The panel criticised the Iraqi government for “continual downplay [of] the issue”. The Iraqi minister of water resources, Mohsin Al-Shammari, said rumours of the Mosul Dam’s collapse were just aimed at disrupting state affairs.
“The danger is not imminent, it’s far off,” he told Iraq’s al-Sumeria TV recently. “The danger is 1 in 1,000 … The danger for Mosul Dam is no greater than that of other dams.”
In one of its press releases on Mosul Dam, the ministry said: “it stressed multiple times that the situation in Mosul Dam is nothing to worry about”. Spokesman Mahdi Rasheed also commented that “the Mosul Dam is working very naturally, and grouting and additional construction and repairs are constant.”
However, scientists and environmentalists say the only permanent solution is building a second dam.
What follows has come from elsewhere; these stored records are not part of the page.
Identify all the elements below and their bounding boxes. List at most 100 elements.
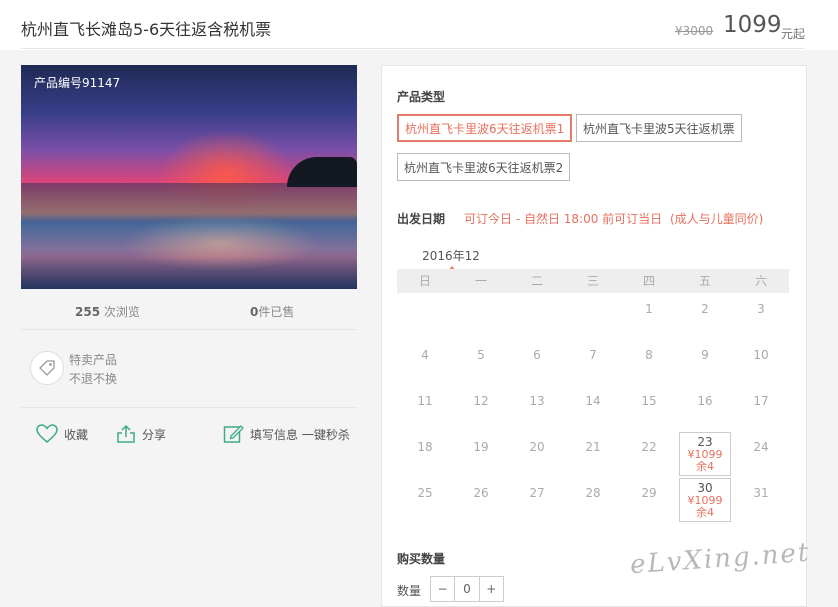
date-number: 8: [645, 348, 653, 362]
weekday-fri: 五: [698, 274, 711, 288]
date-number: 10: [753, 348, 769, 362]
calendar-date: 29: [622, 478, 676, 522]
original-price: ¥3000: [675, 24, 714, 38]
product-type-label: 产品类型: [397, 90, 446, 104]
calendar-date: 3: [734, 294, 788, 338]
heart-icon: [36, 424, 58, 443]
date-number: 14: [585, 394, 601, 408]
sold-label: 件已售: [258, 305, 295, 319]
calendar-date: 5: [454, 340, 508, 384]
quantity-plus-button[interactable]: +: [480, 577, 503, 601]
date-number: 31: [753, 486, 769, 500]
favorite-label: 收藏: [64, 427, 89, 442]
photo-sea: [21, 183, 357, 289]
date-number: 23: [697, 435, 713, 449]
date-number: 20: [529, 440, 545, 454]
calendar-date: 9: [678, 340, 732, 384]
price-unit: 元起: [781, 27, 806, 41]
date-number: 3: [757, 302, 765, 316]
date-number: 9: [701, 348, 709, 362]
calendar-date: 20: [510, 432, 564, 476]
type-option-2[interactable]: 杭州直飞卡里波5天往返机票: [576, 114, 742, 142]
weekday-thu: 四: [642, 274, 655, 288]
date-number: 7: [589, 348, 597, 362]
edit-icon: [223, 425, 244, 443]
product-photo[interactable]: 产品编号91147: [21, 65, 357, 289]
calendar-date: 1: [622, 294, 676, 338]
calendar-date-available[interactable]: 23 ¥1099 余4: [679, 432, 731, 476]
calendar-date: 31: [734, 478, 788, 522]
quantity-value[interactable]: 0: [454, 577, 480, 601]
weekday-sat: 六: [754, 274, 767, 288]
date-number: 18: [417, 440, 433, 454]
calendar-date: 2: [678, 294, 732, 338]
current-price: 1099: [723, 12, 782, 38]
date-number: 21: [585, 440, 601, 454]
weekday-mon: 一: [474, 274, 487, 288]
date-number: 1: [645, 302, 653, 316]
month-label: 2016年12: [422, 249, 480, 263]
share-label: 分享: [142, 427, 167, 442]
share-button[interactable]: 分享: [116, 424, 166, 444]
left-divider-2: [21, 407, 357, 408]
departure-date-label: 出发日期: [397, 212, 446, 226]
weekday-header: 日 一 二 三 四 五 六: [397, 269, 789, 293]
calendar-date: 10: [734, 340, 788, 384]
calendar-date: 21: [566, 432, 620, 476]
calendar-date: 27: [510, 478, 564, 522]
calendar-date: 4: [398, 340, 452, 384]
quantity-minus-button[interactable]: −: [431, 577, 454, 601]
left-divider-1: [21, 329, 357, 330]
calendar-date: 28: [566, 478, 620, 522]
date-number: 17: [753, 394, 769, 408]
calendar-date: 11: [398, 386, 452, 430]
weekday-sun: 日: [418, 274, 431, 288]
fill-info-button[interactable]: 填写信息 一键秒杀: [223, 424, 350, 444]
date-number: 15: [641, 394, 657, 408]
tag-icon: [39, 360, 55, 376]
special-product-label: 特卖产品: [69, 353, 118, 367]
date-number: 19: [473, 440, 489, 454]
date-number: 29: [641, 486, 657, 500]
sold-stat: 0件已售: [250, 303, 294, 320]
type-option-3[interactable]: 杭州直飞卡里波6天往返机票2: [397, 153, 571, 181]
calendar-date-available[interactable]: 30 ¥1099 余4: [679, 478, 731, 522]
calendar-date: 16: [678, 386, 732, 430]
date-number: 2: [701, 302, 709, 316]
photo-trees: [287, 157, 357, 187]
date-number: 28: [585, 486, 601, 500]
booking-panel: 产品类型 杭州直飞卡里波6天往返机票1 杭州直飞卡里波5天往返机票 杭州直飞卡里…: [381, 65, 807, 607]
date-stock: 余4: [696, 506, 714, 519]
price-note: (成人与儿童同价): [670, 212, 764, 226]
calendar-date: 25: [398, 478, 452, 522]
quantity-label: 数量: [397, 584, 422, 598]
calendar-date: 26: [454, 478, 508, 522]
calendar-date: 17: [734, 386, 788, 430]
share-icon: [117, 424, 135, 443]
fill-info-label: 填写信息 一键秒杀: [250, 427, 350, 442]
date-number: 24: [753, 440, 769, 454]
calendar-date: 19: [454, 432, 508, 476]
quantity-stepper[interactable]: − 0 +: [430, 576, 504, 602]
date-number: 22: [641, 440, 657, 454]
views-count: 255: [75, 305, 101, 319]
weekday-wed: 三: [586, 274, 599, 288]
date-number: 6: [533, 348, 541, 362]
favorite-button[interactable]: 收藏: [36, 424, 88, 444]
tag-badge: [30, 351, 64, 385]
date-number: 4: [421, 348, 429, 362]
calendar-date: 14: [566, 386, 620, 430]
month-tab[interactable]: 2016年12: [419, 247, 483, 271]
date-number: 25: [417, 486, 433, 500]
views-stat: 255 次浏览: [75, 303, 140, 320]
calendar-date: 15: [622, 386, 676, 430]
date-stock: 余4: [696, 460, 714, 473]
date-number: 26: [473, 486, 489, 500]
calendar-date: 7: [566, 340, 620, 384]
type-option-1[interactable]: 杭州直飞卡里波6天往返机票1: [397, 114, 573, 142]
weekday-tue: 二: [530, 274, 543, 288]
calendar-date: 18: [398, 432, 452, 476]
date-number: 12: [473, 394, 489, 408]
date-number: 16: [697, 394, 713, 408]
date-number: 30: [697, 481, 713, 495]
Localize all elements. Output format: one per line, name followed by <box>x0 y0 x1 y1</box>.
The US Corps of Engineers has encouraged the Iraqis to expand and complete the construction of Badush Dam, but the project could cost upward of $2bn, and the Iraqi authorities are wary of committing to such an expenditure while a war against ISIL is in full swing and budgets are limited.
In addition, some Iraqi politicians believe the US warnings about Mosul Dam may just be conspiracies to maintain Western influence on the northern region of Iraq.
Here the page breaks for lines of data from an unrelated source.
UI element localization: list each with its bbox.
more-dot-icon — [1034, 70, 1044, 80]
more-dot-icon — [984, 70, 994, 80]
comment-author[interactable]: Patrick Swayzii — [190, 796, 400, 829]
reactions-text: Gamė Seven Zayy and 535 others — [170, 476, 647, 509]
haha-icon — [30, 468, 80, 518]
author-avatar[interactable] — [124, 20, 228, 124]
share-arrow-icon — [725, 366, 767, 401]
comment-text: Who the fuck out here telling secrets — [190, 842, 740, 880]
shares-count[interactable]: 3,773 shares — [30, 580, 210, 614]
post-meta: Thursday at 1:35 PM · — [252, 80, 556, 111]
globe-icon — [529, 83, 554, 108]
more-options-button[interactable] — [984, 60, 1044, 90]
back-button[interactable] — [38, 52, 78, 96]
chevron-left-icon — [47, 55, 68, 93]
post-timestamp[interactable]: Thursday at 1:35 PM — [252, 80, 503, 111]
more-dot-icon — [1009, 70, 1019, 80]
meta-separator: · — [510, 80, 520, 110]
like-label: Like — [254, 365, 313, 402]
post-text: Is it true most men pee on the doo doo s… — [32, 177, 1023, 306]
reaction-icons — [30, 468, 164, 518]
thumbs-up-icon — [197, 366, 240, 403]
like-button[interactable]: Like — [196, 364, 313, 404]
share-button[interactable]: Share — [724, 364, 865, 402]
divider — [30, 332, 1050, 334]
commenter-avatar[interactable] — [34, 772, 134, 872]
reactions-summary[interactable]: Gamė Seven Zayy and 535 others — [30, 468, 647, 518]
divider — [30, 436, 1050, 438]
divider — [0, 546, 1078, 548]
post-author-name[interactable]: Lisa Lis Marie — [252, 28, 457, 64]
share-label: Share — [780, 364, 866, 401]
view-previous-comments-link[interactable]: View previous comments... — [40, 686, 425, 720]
As Italy announced it would commit to sending its troops to protect both the dam and the company working on repairing it, Minister Shammari, a supporter of Muqtada al-Sadr, a prominent Iraqi religious leader, said Iraq did not need any “foreign support” in guarding the dam.
“It would be cheaper to build Badush rather than continuing with the grouting and maintenance works, but the problem is, there is no political agreement about it,” said Ansari.